Но я не думал, что они так быстро сдержат свое слово. Ровно через десять дней было возбуждено уголовное дело, а в августе меня арестовали, обвинив в том, что у меня был поддельный пропуск в архив. То есть с правовой точки зрения это был полный бред. Конечно, в тюрьму мне не хотелось, поэтому, когда мне дали десять дней на раздумье, я, с одной стороны, говорил: «Наверное, я уеду», и вроде складывал бумажки, а с другой стороны, тянул время. Почему? Ну как вам объяснить… Это моя страна, у меня в ней много работы. Очень хорошо помню сцену дурацкую: уезжает Сережа Дедюлин. Его задавили повестками в военкомат, а еще афганская война… Складываем вещи и заходим в старую пельменную напротив таможни на Лиговке. Вонища, дымище, плесневелые кусочки колбасы, пельмени не пойми какие, мы под столом разливаем водку. Сережа потребовал вилку. Буфетчица посмотрела на него как на сумасшедшего: «Какую вилку? Вот тебе ложку дали, ешь!» Он возмущается: «Ну невозможно же, невозможно! Ну как можно жить в этой стране?» А я сижу и думаю: «Господи, боже мой, какое счастье: плесневелая колбаса, вилку не дают, вонища, водку под столом разливают, Россия, как хорошо!»
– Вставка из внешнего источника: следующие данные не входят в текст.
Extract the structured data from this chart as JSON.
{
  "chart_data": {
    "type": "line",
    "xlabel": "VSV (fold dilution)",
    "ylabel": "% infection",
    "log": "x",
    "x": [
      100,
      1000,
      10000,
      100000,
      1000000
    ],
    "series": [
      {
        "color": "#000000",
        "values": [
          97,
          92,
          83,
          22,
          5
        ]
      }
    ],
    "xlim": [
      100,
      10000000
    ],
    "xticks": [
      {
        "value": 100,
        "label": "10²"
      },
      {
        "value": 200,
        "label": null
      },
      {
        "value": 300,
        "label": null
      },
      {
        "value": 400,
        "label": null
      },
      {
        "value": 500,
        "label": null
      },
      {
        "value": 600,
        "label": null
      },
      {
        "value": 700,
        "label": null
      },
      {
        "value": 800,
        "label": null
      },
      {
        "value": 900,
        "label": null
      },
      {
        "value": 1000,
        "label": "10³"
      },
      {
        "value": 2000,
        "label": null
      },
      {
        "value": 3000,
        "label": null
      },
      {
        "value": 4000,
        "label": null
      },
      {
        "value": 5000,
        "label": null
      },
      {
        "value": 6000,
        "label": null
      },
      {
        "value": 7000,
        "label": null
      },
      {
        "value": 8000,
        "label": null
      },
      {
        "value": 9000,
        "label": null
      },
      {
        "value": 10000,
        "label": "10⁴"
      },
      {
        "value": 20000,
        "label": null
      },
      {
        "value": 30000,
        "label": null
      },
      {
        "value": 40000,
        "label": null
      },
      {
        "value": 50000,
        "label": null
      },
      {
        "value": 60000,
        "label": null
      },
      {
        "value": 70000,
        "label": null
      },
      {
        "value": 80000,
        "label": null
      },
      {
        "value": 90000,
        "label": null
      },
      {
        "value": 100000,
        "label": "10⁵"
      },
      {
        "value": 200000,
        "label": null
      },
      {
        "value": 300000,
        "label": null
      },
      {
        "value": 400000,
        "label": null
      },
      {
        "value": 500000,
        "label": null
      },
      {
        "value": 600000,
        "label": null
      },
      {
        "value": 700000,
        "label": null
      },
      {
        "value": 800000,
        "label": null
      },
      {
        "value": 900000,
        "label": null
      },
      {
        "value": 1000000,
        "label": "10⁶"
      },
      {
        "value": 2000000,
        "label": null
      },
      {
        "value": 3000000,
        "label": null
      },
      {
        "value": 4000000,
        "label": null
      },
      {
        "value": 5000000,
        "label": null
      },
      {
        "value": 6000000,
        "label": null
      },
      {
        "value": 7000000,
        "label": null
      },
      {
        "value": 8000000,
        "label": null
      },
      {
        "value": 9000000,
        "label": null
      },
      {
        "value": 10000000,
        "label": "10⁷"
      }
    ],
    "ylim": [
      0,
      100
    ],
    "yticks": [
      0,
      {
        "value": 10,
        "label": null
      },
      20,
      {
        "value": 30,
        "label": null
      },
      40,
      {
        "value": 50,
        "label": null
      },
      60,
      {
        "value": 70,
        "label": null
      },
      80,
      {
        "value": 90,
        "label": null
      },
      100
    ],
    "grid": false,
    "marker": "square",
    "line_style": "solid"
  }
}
Через десять дней после разговора в ОВИРе меня забрали. Тюрьма — поразительная вещь. Я, наверное, прочел больше всех воспоминаний о лагерях, но, в первый раз войдя в камеру, понял, что ничего не знаю и ничего не понимаю. Все эти тонны рукописей и книжек, прочитанные мной, — это как будто бы про другое! Самым трудным оказалось жить среди людей, которые совсем на тебя не похожи. У них свои правила, свои нормы и свое понимание жизни.
Я провел в тюрьме три месяца. Поскольку обвинение у меня было общеуголовное, дело вела прокуратура, то ко мне приходили какие-то большие чины, начинали меня уговаривать что-то подписать: мол, давайте сделаем так, что вы признаетесь, что издаете сборник «Память», дело-то ведь никак с этим не связано, так что ничего страшного, зато вы поедете в политический лагерь, а не в уголовный, где вы такой один, и не на четыре года, а на два, например. Это был соблазн. Потому что политический лагерь — это другая жизнь, там на вы друг к другу обращались, ничего общего с уголовным лагерем он не имел. Но я понимал, что не буду ничего подписывать, потому что тогда откроют дело именно по нашему сборнику и начнут обыскивать связанных с ним людей. Я решил, что если жизнь привела меня в лагерь, где рядом сидели за грабеж, убийство и разбой, то так тому и быть. И поехал в свой Устьвымлаг[8] в Коми, на какую-то лесную зону.
Дело по «Памяти» они так и не начали — по своим причинам. Слишком скандально это было бы для 1981 года: историки собирают материалы о прошлом, а их за это сажают. Они же и мне на так называемых профилактических беседах все время говорили: «Партия осудила, а вы все ходите, сыплете соль на раны, которые уже зажили. Вы аморальный человек, Арсений Борисович!» Но я хотел прожить свою жизнь, и она привела меня в лагерь.